Wie verändert man die Welt?
So, wie es im Lauf der Geschichte immer gemacht wurde. Es ist schließlich nicht sehr lange her, dass die Industrielle Revolution in England, den Vereinigten Staaten und anschließend in anderen Ländern stattgefunden hat. Sie basierte auf grausamen Sklavenlagern, die das wesentlichste Produkt für den Take-off, die Baumwolle, hergestellt haben. Die Produktivität wurde mit der Peitsche und der Pistole gesteigert, was die Basis für die moderne Industrieentwicklung, die Finanzindustrie, den Handel und den Ruhm der modernen Zivilisation gelegt hat. In den fortgeschrittensten Gesellschaften, wie Großbritannien und den Vereinigten Staaten, wurden Frauen als Eigentum, nicht als Personen angesehen. Man könnte diese Reihe mit Leichtigkeit fortsetzen. Die Welt ist heute nicht hübsch, aber es hat viele Verbesserungen durch Methoden gegeben, die für uns zugänglich sind, wenn wir nur beschließen, sie zu verwenden.

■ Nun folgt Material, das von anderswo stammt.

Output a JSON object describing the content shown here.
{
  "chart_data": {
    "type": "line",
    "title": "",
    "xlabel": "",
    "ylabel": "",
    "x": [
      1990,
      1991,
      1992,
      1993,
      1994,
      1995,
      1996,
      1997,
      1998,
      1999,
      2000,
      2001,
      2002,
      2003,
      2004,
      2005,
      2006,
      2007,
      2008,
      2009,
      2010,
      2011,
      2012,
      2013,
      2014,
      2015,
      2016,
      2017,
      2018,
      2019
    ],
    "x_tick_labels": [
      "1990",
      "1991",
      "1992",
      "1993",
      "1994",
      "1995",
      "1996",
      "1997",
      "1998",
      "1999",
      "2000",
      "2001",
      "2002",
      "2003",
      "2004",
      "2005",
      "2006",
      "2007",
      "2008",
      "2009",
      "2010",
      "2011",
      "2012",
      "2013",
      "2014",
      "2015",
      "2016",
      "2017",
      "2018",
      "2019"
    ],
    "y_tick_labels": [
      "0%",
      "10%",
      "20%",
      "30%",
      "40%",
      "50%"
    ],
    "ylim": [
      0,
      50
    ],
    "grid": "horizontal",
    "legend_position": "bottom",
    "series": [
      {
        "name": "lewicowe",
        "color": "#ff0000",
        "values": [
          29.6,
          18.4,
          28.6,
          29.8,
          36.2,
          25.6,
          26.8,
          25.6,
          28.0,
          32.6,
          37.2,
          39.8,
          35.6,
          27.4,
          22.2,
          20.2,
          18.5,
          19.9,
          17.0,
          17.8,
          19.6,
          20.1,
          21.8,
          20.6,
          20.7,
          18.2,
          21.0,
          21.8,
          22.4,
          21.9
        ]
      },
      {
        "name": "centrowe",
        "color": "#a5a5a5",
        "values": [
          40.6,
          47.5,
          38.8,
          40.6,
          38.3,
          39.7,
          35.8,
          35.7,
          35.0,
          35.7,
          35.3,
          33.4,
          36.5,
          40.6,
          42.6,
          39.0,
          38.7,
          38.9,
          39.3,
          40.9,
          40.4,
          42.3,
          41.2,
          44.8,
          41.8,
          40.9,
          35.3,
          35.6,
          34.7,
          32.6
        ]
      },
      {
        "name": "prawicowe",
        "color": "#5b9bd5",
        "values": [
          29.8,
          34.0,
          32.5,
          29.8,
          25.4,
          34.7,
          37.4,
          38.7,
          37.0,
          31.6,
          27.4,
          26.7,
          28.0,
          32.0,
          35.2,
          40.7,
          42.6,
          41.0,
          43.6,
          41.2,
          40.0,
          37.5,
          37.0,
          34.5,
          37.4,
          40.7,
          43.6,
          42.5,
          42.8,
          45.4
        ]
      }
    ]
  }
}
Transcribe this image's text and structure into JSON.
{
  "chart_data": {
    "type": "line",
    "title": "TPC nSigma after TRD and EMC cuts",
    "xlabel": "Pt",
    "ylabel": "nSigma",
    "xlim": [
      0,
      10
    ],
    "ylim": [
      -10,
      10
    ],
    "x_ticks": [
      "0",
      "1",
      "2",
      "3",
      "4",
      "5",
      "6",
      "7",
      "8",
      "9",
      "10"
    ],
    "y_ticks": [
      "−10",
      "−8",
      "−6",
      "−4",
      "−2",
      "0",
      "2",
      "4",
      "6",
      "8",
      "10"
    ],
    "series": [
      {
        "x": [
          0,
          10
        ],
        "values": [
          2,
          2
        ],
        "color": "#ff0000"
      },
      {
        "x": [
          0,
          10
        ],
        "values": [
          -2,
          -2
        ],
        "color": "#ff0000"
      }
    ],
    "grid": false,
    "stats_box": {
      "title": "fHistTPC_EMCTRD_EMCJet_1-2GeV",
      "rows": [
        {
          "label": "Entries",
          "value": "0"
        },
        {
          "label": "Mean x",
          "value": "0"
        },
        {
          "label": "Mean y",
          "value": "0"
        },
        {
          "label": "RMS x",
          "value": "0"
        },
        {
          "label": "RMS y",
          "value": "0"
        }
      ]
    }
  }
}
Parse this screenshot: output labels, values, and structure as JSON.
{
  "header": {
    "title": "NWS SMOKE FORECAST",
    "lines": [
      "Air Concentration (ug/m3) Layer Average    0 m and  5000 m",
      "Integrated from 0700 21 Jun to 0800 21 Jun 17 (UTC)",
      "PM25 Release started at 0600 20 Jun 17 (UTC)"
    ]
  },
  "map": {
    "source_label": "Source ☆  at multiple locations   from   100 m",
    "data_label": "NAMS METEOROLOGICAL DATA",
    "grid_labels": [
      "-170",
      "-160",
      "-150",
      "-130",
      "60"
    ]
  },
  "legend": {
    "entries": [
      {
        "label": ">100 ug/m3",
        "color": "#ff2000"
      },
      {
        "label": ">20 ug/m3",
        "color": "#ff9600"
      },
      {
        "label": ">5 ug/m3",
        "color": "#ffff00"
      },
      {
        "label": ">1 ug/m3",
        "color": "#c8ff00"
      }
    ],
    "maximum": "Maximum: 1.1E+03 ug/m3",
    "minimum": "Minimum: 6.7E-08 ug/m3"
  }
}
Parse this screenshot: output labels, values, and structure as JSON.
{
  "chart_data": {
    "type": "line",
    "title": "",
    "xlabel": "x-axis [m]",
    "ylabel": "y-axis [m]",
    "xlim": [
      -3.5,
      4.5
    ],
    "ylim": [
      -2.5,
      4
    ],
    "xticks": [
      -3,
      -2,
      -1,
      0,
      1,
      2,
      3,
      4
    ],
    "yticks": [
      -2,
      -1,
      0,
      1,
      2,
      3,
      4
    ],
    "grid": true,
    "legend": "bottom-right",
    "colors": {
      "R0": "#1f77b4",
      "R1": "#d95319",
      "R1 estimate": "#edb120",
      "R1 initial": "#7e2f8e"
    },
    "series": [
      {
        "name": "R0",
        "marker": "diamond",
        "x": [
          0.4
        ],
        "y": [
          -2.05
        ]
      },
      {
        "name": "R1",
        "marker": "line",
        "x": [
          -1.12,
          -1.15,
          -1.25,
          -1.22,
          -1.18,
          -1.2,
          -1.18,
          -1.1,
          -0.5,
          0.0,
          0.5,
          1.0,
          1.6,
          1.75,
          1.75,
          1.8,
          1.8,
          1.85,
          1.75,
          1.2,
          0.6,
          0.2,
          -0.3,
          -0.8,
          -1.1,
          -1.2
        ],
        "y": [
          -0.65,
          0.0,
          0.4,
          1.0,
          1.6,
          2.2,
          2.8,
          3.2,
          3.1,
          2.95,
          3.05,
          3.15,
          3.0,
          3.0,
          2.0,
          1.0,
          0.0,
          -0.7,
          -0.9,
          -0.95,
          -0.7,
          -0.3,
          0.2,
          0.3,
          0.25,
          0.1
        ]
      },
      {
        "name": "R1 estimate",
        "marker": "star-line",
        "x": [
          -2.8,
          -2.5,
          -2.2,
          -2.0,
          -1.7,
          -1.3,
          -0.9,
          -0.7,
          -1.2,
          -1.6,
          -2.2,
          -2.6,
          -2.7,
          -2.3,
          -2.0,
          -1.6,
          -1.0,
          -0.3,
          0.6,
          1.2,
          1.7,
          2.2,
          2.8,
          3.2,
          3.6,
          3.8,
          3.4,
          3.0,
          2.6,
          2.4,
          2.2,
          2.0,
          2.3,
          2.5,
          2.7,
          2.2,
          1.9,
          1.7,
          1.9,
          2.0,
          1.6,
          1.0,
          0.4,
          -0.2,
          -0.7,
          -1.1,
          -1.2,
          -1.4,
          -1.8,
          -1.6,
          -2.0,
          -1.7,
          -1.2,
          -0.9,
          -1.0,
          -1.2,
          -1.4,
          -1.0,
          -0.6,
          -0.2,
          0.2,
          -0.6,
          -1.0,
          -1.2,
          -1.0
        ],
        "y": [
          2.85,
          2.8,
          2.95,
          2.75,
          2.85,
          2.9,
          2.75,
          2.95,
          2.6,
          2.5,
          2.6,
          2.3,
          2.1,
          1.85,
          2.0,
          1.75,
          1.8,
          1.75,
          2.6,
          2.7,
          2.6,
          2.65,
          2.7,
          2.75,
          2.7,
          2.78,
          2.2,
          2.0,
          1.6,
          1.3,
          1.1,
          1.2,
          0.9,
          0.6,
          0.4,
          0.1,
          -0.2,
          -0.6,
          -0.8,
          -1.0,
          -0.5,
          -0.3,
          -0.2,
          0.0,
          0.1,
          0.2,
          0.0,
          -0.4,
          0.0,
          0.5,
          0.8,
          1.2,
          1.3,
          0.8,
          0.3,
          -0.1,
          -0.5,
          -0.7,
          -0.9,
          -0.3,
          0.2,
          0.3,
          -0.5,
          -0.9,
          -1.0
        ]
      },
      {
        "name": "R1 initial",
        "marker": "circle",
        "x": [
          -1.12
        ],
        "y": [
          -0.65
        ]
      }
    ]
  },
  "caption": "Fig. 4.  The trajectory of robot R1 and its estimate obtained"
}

Die Welt sollte man durch Altruismus retten?
Eher mit gewöhnlichen menschlichen Anstand.

Wir leben in einer Ära nach George W. Bush. Der frühere US-Präsident war eine Art Manichäer. Das sind Leute, die die Welt in ein Reich der Finsternis und eines des Lichts einteilen. Ist dies mittlerweile zu einer festen Begrifflichkeit der Politik geworden?
Er war nicht der erste, und wenn wir die Welt nicht verändern, wie wir es könnten, wird er nicht der letzte gewesen sein. Schauen Sie doch nur auf die verrückte Haltung gegenüber dem Iran in großen Teilen der US-Bevölkerung, einschließlich der Eliten.

Israel und die USA betrachten die Welt wie Manichäer, sie unterteilen sie in Gut und Böse. Es gibt so viele Konflikte in der Welt. Wie wahrscheinlich ist ein großer Krieg?
Er ist wahrscheinlich genug. Vor ein paar Monaten stellten die Autoren des Bulletin der Atomwissenschaftler („Bulletin of Atomic Scientists“, Red.) die Zeiger der berühmten Doomsday Clock, der Uhr für das Jüngste Gericht, auf drei Minuten vor Zwölf. Wir sind dem Krieg so nah wie seit den frühen 1980er Jahren nicht mehr, als wir einem Atomkrieg sehr nahe waren. Die Bedenken der Atomwissenschaftler betreffen allerdings nicht allein die sichtbar wachsende Gefahr eines Atomkriegs, sondern auch den „ungebremsten Klimawandel“, der bereits eine Zerstörung der Artenvielfalt zur Folge hat, die so groß ist wie vor 65 Millionen Jahren, als ein riesiger Asteroid auf die Erde stürzte. Uns wird es nicht anders gehen, wenn wir weiterhin so entschlossen auf den deutlich sichtbaren Abgrund zurennen wie die sprichwörtlichen Lemminge.